I have a workaround for this, which is to use Transform to make sure the description is always set correctly.. it feels like a bodge though and something that shouldn't be necessary so I'll leave this ticket open:

  transform:
      error_mode: ignore
      metric_statements:
        - context: metric
          statements:
            - set(description, "The duration of the inbound HTTP request") where name == "http.server.duration"
            - set(description, "The current number of threads having NEW state") where name == "jvm.threads.states"
            - set(description, "The number of concurrent HTTP requests that are currently in-flight") where name == "http.server.active_requests" 
            - set(description, "") where name == "http.server.requests"
            - set(description, "") where name == "http.server.requests.max"
            - set(description, "Number of log events that were enabled by the effective log level") where name == "logback.events"
github-actions[bot] commented 1 year ago

This issue has been inactive for 60 days. It will be closed in 60 days if there is no activity. To ping code owners by adding a component label, see Adding Labels via Comments, or if you are unsure of which component this issue relates to, please ping @open-telemetry/collector-contrib-triagers. If this issue is still relevant, please ping the code owners or leave a comment explaining why it is still relevant. Otherwise, please close it.

Pinging code owners:

See Adding Labels via Comments if you do not have permissions to add labels yourself.

bryan-aguilar commented 1 year ago

Can you post a log dump with these error messages? Are they coming from the prometheus exporter? I'm trying to figure out where this is enforced but have not had any luck yet.

If the prometheus exporter enforces the descriptions being semantically correct than I believe the error would be in whatever resource is producing the metric with the bad description.

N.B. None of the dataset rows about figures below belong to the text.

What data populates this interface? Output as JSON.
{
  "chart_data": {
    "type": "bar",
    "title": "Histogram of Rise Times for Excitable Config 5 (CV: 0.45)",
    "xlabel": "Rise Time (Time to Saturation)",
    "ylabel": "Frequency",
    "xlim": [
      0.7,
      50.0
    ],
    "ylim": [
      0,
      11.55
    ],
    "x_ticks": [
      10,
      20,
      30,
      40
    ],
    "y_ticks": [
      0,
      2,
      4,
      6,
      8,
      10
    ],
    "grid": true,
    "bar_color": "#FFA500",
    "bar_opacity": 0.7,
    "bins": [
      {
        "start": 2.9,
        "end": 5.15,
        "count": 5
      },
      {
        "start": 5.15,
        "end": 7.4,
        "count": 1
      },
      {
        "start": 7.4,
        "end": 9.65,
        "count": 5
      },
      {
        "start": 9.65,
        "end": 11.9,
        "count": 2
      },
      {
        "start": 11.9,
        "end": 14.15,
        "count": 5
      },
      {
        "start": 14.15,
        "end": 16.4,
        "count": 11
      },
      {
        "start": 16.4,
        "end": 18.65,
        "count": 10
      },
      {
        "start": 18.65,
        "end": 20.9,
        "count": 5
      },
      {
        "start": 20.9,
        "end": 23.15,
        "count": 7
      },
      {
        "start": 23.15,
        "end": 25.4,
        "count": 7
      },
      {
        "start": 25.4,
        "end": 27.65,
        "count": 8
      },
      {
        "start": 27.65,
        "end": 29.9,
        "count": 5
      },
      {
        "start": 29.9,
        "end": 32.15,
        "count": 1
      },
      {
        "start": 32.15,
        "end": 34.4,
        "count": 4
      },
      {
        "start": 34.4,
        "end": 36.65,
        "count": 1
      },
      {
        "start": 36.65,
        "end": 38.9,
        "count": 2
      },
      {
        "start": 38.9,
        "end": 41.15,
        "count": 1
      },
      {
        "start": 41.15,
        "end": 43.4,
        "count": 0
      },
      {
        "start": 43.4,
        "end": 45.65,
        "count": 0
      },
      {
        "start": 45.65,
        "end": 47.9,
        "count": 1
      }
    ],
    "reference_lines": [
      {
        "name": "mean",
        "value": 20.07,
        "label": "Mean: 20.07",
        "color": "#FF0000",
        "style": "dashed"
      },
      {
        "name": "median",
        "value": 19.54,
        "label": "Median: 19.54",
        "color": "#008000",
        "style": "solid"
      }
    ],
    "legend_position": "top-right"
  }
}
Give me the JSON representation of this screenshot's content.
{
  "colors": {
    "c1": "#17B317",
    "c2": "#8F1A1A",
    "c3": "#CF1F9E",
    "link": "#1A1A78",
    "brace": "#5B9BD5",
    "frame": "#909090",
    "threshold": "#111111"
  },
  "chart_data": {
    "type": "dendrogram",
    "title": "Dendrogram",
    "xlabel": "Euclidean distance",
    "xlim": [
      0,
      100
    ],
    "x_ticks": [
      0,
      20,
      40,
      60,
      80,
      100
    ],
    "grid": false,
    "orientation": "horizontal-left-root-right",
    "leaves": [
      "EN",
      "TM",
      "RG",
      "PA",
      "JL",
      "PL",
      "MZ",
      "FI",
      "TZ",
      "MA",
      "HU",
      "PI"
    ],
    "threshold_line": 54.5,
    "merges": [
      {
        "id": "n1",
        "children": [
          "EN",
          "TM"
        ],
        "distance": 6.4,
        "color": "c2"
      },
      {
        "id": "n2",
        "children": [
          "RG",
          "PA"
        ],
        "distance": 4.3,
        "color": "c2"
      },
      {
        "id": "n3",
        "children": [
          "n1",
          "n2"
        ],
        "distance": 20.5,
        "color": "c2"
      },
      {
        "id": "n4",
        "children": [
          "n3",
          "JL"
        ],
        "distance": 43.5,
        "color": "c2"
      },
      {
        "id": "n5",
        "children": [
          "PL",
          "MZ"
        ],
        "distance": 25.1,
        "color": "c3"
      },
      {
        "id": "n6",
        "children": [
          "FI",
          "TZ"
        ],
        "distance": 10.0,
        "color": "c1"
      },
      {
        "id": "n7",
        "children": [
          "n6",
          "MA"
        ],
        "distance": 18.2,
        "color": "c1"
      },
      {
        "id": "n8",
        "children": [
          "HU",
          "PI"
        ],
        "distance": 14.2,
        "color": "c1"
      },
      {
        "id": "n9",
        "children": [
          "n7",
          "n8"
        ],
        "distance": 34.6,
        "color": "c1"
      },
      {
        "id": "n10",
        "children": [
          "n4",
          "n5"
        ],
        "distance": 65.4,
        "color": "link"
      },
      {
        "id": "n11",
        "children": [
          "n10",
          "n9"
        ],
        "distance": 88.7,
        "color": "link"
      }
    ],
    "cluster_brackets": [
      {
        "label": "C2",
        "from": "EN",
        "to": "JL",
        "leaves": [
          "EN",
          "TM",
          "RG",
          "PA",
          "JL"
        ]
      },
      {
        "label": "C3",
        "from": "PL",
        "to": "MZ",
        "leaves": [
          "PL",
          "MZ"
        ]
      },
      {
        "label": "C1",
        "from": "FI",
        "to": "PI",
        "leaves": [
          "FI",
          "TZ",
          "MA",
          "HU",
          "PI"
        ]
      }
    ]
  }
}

github-actions[bot] commented 1 year ago

This issue has been inactive for 60 days. It will be closed in 60 days if there is no activity. To ping code owners by adding a component label, see Adding Labels via Comments, or if you are unsure of which component this issue relates to, please ping @open-telemetry/collector-contrib-triagers. If this issue is still relevant, please ping the code owners or leave a comment explaining why it is still relevant. Otherwise, please close it.

Pinging code owners:

See Adding Labels via Comments if you do not have permissions to add labels yourself.

github-actions[bot] commented 10 months ago

This issue has been closed as inactive because it has been stale for 120 days with no activity.